As Gregory Travis chronicles below from a 2019 perspective, a latter-day crisis of faith about the “Max” appears to be building even more in size and stature. On 1 Feb., Reuters reported that demand for older 737 jetliners has skyrocketed since 2024’s near-disaster. As Travis describes it, the original, classic craft with “smallish engines and relatively simple systems” is, even in its advanced age, proving very tough to top.

Original article from 18 Apr. 2019 follows:

The views expressed here are solely those of the author and do not represent positions of IEEE Spectrum or the IEEE.

I have been a pilot for 30 years, a software developer for more than 40. I have written extensively about both aviation and software engineering. Now it’s time for me to write about both together.

The Boeing 737 Max has been in the news because of two crashes, practically back to back and involving brand new airplanes. In an industry that relies more than anything on the appearance of total control, total safety, these two crashes pose as close to an existential risk as you can get. Though airliner passenger death rates have fallen over the decades, that achievement is no reason for complacency.

The 737 first appeared in 1967, when I was 3 years old. Back then it was a smallish aircraft with smallish engines and relatively simple systems. Airlines ( especially Southwest) loved it because of its simplicity, reliability, and flexibility. Not to mention the fact that it could be flown by a two-person cockpit crew—as opposed to the three or four of previous airliners—which made it a significant cost saver. Over the years, market and technological forces pushed the 737 into ever-larger versions with increasing electronic and mechanical complexity. This is not, by any means, unique to the 737. Airliners constitute enormous capital investments both for the industries that make them and the customers who buy them, and they all go through a similar growth process.

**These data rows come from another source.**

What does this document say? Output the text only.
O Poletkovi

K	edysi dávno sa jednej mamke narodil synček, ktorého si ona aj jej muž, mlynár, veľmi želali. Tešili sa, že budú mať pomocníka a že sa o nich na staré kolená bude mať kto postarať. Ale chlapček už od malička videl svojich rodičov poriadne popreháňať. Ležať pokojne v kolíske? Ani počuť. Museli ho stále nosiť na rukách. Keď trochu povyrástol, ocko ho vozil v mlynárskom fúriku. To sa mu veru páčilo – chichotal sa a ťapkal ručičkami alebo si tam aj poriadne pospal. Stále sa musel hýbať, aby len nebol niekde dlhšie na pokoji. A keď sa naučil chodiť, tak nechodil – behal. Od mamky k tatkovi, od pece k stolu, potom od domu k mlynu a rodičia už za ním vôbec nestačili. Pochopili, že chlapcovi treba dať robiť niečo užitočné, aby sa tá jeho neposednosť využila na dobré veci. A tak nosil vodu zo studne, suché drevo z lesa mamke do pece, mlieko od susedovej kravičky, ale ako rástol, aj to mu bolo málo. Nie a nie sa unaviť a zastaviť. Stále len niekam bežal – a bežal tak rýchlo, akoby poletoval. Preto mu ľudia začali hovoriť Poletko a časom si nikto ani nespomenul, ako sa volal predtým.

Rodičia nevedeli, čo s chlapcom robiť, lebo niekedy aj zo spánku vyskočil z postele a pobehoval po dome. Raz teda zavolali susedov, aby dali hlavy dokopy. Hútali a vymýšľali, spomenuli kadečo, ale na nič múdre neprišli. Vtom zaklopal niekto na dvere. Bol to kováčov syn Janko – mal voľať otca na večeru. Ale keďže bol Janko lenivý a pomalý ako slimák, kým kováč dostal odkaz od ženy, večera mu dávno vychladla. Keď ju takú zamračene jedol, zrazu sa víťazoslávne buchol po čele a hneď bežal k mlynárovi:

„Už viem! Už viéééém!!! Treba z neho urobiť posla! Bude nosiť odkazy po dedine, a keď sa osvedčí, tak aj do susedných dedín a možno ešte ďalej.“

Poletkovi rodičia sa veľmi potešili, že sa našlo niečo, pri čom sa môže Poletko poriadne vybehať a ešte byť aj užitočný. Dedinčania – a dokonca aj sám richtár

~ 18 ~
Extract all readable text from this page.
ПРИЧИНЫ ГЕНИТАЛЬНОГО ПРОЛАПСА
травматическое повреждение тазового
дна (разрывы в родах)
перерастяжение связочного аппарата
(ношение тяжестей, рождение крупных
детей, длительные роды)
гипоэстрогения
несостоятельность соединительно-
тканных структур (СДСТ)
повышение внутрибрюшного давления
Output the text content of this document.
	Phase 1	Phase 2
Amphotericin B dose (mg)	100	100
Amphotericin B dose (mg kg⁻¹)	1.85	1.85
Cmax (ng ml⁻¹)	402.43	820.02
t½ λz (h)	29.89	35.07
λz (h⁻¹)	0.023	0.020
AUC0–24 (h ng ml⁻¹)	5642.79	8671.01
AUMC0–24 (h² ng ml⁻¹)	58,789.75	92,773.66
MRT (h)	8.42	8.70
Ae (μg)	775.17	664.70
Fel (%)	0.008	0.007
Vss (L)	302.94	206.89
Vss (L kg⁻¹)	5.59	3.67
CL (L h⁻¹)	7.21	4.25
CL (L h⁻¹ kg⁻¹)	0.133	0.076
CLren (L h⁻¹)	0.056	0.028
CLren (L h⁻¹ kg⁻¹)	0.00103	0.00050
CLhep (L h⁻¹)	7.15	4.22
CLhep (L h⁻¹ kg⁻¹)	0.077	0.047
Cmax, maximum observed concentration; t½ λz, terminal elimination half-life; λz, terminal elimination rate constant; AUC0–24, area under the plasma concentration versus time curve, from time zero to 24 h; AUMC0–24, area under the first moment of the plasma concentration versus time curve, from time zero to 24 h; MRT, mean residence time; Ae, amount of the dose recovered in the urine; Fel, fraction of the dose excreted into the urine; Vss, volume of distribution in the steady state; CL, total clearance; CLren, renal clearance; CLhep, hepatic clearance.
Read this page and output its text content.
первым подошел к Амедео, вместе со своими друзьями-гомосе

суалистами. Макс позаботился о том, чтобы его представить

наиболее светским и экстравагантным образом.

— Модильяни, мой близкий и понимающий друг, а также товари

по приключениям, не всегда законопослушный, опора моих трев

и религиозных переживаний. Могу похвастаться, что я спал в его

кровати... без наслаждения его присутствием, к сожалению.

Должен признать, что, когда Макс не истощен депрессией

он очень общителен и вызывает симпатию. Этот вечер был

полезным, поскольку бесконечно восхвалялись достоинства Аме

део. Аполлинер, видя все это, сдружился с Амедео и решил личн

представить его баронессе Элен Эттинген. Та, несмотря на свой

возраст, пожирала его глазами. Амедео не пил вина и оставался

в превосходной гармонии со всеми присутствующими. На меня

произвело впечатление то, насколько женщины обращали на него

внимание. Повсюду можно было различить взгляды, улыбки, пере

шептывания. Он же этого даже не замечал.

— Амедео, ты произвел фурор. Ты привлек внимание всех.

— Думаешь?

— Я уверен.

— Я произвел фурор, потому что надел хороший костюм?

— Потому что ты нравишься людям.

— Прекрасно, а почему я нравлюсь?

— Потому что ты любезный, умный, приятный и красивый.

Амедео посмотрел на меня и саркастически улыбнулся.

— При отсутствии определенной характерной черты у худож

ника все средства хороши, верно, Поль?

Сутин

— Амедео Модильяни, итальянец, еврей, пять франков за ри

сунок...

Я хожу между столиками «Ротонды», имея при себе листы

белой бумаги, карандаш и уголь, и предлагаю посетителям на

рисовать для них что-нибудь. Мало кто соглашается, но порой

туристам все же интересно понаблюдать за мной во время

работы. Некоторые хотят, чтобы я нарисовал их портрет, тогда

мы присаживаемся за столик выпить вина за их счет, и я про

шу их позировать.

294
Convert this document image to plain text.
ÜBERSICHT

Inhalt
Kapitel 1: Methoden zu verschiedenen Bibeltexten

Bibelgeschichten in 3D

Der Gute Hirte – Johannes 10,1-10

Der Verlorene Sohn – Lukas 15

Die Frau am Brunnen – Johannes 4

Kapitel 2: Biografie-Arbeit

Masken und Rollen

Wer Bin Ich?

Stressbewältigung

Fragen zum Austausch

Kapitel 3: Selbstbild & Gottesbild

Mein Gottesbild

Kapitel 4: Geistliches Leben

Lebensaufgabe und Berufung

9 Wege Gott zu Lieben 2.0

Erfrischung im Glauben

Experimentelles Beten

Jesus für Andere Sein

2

Most of those market and technical forces are on the side of economics, not safety. They work as allies to relentlessly drive down what the industry calls “ seat-mile costs“—the cost of flying a seat from one point to another.

Much had to do with the engines themselves. The principle of Carnot efficiency dictates that the larger and hotter you can make any heat engine, the more efficient it becomes. That’s as true for jet engines as it is for chainsaw engines.

It’s as simple as that. The most effective way to make an engine use less fuel
per unit of power produced is to make it larger. That’s why the Lycoming O-360 engine in my Cessna has pistons the size of dinner plates. That’s why
marine diesel engines stand three stories tall. And that’s why Boeing wanted to put the huge CFM International LEAP engine in its latest version of the 737.

There was just one little problem: The original 737 had (by today’s standards) tiny little engines, which easily cleared the ground beneath the wings. As the 737 grew and was fitted with bigger engines, the clearance between the engines and the ground started to get a little…um, tight.